Belanghebbende heeft tegen deze uitspraken op bezwaar beroep ingesteld bij de rechtbank. De rechtbank heeft in haar uitspraak van 13 juli 2022 de beroepen ongegrond verklaard.
1.4.
Het tegen deze uitspraak door belanghebbende ingestelde hoger beroep is bij het Hof ingekomen op 25 augustus 2022 en aangevuld op 21 september 2022. De heffingsambtenaar heeft een verweerschrift ingediend.
1.5.
Het Hof heeft op 30 mei 2023 nadere stukken ontvangen van belanghebbende.
1.6.
Het onderzoek ter zitting heeft plaatsgevonden op 7 juni 2023. Van het verhandelde ter zitting is een proces-verbaal opgemaakt dat met deze uitspraak wordt meegezonden.
2. Feiten
2.1.
De rechtbank heeft de volgende feiten vastgesteld (in de uitspraak van de rechtbank wordt belanghebbende aangeduid als ‘eiser’ en de heffingsambtenaar als ‘verweerder’):
“1. Eiser is huurder van de woning. De woning is een benedenwoning, gebouwd in 1992, met een vrijstaande berging/schuur en een tuin.
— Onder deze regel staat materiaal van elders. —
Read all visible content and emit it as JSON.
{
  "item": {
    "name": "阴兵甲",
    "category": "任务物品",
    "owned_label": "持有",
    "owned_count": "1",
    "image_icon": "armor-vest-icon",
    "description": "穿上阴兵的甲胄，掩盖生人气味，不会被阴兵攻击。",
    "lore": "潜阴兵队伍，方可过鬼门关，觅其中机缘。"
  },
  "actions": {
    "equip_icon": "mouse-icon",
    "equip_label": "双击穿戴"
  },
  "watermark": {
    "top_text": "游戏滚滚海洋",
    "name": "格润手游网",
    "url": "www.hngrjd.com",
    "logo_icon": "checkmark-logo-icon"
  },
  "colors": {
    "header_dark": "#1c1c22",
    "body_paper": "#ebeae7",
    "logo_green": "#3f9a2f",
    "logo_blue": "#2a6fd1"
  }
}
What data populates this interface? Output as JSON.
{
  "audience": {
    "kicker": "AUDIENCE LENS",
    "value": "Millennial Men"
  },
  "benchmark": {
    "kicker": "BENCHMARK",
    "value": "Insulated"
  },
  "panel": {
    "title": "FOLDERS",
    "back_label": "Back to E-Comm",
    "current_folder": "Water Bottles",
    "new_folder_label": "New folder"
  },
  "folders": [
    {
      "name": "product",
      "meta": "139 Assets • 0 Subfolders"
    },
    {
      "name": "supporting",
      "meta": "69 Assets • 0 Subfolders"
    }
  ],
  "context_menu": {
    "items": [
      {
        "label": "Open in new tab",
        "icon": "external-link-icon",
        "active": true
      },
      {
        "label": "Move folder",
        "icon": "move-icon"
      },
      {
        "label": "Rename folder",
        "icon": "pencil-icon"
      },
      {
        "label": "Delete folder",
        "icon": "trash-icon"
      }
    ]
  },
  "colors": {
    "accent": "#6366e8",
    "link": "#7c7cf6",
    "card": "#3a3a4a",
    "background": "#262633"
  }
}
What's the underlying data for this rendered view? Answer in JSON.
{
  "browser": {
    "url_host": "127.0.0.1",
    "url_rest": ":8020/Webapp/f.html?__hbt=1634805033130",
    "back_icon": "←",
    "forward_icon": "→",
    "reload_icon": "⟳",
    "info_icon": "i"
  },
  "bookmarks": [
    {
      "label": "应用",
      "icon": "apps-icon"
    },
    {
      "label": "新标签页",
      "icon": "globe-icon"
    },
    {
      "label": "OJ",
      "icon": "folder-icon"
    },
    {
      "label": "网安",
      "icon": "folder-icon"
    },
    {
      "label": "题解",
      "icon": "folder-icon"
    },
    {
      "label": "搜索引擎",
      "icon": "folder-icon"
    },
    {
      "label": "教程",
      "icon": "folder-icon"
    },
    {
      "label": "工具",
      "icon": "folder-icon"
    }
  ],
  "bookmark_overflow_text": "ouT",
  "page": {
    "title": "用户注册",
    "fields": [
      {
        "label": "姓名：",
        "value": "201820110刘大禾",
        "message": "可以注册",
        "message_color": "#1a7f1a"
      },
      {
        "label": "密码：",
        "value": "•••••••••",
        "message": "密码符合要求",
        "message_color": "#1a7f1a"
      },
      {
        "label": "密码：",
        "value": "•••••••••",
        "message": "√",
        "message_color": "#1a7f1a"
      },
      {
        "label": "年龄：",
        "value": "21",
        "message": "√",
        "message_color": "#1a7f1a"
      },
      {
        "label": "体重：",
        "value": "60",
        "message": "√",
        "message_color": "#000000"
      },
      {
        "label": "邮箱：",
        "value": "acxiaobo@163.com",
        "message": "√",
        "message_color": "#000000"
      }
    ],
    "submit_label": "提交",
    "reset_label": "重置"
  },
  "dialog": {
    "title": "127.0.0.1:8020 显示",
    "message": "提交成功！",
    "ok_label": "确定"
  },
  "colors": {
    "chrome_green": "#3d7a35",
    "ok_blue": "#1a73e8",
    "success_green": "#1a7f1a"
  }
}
2. Eiser heeft in zijn brieven met dagtekening 28 mei 2020 en 4 maart 2021 verzocht om ontheffing van de betaling van het griffierecht wegens betalingsonmacht en heeft op verzoek van de rechtbank nadere stukken overgelegd. In een formulier heeft eiser aangegeven dat hij inkomen geniet, maar niet over vermogen beschikt. De rechtbank heeft geen verklaring van de Raad voor de Rechtsbijstand over de inkomens- en vermogenspositie van eiser opgevraagd.
3. De rechtbank heeft bij brieven van 24 juni 2020 respectievelijk 30 maart 2021 aan eiser meegedeeld dat zijn beroep op betalingsonmacht voorlopig wordt toegewezen. Tevens is in deze brief aangegeven dat de rechter die het beroep behandelt definitief beslist of eiser al dan niet in staat is om de griffierechten te voldoen.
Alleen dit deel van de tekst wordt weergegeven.